Dados mostram deflação e desafios econômicos persistentes

Os preços ao consumidor na China caíram 0,3% em setembro, superando as expectativas de economistas, refletindo pressões deflacionistas persistentes.
Os preços ao consumidor na China caíram 0,3% em setembro, mais do que o esperado, em um cenário de gastos baixos das famílias e pressão deflacionista persistente.
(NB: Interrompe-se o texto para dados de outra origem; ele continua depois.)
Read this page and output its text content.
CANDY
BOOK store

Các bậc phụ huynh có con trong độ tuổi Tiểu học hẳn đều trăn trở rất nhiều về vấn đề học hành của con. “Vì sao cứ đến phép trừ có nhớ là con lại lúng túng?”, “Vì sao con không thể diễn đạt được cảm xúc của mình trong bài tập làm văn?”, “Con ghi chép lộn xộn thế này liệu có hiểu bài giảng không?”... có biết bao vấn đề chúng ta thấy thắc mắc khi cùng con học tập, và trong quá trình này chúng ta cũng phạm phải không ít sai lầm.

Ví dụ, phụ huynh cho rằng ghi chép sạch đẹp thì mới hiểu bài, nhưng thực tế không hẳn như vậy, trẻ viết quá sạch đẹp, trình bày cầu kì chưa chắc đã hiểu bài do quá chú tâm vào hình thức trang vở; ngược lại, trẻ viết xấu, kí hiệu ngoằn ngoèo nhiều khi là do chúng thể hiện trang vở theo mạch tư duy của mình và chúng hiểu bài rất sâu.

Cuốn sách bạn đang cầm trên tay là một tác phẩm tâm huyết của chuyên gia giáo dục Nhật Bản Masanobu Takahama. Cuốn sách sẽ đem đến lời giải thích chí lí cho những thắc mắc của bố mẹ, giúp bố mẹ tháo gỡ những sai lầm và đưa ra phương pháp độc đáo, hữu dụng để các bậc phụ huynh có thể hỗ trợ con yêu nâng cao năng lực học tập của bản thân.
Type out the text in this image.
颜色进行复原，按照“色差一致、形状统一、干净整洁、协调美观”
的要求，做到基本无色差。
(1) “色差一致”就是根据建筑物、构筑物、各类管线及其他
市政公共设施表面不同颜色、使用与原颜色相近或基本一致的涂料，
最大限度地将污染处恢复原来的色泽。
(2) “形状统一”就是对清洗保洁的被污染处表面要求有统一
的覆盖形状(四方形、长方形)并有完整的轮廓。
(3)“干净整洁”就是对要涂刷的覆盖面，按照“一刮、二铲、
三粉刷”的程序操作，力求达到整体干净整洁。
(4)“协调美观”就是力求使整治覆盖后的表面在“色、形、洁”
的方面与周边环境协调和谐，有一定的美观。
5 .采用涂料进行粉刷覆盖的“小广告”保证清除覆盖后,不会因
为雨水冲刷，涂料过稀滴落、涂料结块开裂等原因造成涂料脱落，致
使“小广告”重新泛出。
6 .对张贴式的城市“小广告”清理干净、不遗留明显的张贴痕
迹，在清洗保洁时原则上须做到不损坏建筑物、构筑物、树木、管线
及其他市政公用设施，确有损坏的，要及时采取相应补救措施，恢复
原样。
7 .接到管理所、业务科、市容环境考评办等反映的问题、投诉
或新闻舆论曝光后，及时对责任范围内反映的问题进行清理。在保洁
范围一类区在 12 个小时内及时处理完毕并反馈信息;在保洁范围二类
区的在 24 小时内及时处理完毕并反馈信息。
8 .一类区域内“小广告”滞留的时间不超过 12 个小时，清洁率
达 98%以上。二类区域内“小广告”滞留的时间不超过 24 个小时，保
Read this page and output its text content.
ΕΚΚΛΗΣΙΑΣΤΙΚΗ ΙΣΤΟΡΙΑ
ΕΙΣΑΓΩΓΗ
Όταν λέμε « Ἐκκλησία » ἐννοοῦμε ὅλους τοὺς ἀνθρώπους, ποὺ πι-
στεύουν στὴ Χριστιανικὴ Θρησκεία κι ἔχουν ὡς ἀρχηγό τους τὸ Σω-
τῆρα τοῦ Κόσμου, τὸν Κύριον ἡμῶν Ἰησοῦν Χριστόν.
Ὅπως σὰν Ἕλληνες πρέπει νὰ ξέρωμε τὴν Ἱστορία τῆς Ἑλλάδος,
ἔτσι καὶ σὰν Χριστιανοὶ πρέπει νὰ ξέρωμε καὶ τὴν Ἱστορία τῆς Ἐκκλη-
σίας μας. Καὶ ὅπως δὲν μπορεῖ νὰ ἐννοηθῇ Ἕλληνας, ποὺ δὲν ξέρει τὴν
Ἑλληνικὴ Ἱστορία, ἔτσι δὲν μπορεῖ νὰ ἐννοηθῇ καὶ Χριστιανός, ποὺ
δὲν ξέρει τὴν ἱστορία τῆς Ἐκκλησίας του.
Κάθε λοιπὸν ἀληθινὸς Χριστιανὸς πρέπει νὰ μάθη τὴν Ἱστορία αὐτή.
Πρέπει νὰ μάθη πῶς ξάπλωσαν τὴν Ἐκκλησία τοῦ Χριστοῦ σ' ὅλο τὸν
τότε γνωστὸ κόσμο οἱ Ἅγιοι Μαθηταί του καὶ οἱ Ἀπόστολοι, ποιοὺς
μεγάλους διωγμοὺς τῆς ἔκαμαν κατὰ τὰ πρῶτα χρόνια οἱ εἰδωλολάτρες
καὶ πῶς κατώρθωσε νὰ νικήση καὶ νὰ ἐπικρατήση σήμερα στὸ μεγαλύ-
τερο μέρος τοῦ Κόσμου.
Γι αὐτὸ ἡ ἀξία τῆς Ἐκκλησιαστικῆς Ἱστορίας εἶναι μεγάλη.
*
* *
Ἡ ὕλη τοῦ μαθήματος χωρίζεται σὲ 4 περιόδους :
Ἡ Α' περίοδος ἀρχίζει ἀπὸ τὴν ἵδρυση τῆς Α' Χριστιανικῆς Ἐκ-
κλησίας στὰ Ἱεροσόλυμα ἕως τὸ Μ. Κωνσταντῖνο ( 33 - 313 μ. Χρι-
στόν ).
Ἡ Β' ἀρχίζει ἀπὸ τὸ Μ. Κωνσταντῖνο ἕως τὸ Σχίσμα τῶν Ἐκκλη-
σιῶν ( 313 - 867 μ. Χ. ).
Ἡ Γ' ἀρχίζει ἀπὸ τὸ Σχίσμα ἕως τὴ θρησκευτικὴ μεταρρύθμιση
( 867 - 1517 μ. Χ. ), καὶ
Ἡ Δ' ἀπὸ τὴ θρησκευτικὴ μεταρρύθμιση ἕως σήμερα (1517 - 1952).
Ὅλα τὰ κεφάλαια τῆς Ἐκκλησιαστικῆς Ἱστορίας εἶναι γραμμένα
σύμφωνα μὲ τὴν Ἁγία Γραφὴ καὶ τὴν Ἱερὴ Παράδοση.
O gigante asiático enfrenta dificuldades com suas exportações e um consumo interno fraco desde a pandemia de Covid-19, particularmente devido à crise prolongada no setor imobiliário.
Dados da inflação
O índice de preços ao consumidor (IPC) é um indicador-chave da inflação e, segundo dados divulgados nesta quarta-feira (15) pelo Escritório Nacional de Estatísticas, a queda de 0,3% foi maior do que o previsto por economistas consultados pela Bloomberg, que estimavam -0,2%. Apesar disso, foi uma queda menor do que a registrada em agosto, que foi de 0,4%.
Impactos da deflação
Embora apreciada pelos consumidores, a deflação é considerada um fenômeno perigoso para a economia, pois leva as famílias a adiarem compras na esperança de que os preços caiam ainda mais. As pressões econômicas sobre a China aumentaram com a guerra comercial iniciada pelos Estados Unidos no começo do ano. O Fundo Monetário Internacional sugeriu que medidas orçamentárias que incentivem o consumo poderiam ajudar Pequim a enfrentar a ameaça deflacionista.
Desafios futuros
A queda nos preços ao consumidor destaca os desafios que a economia chinesa ainda enfrenta. Com um consumo interno fraco e a crise no setor imobiliário, a recuperação econômica do país pode ser mais lenta do que o esperado. Assim, o governo precisará considerar novas estratégias para estimular a economia e evitar que a deflação se torne um problema mais grave.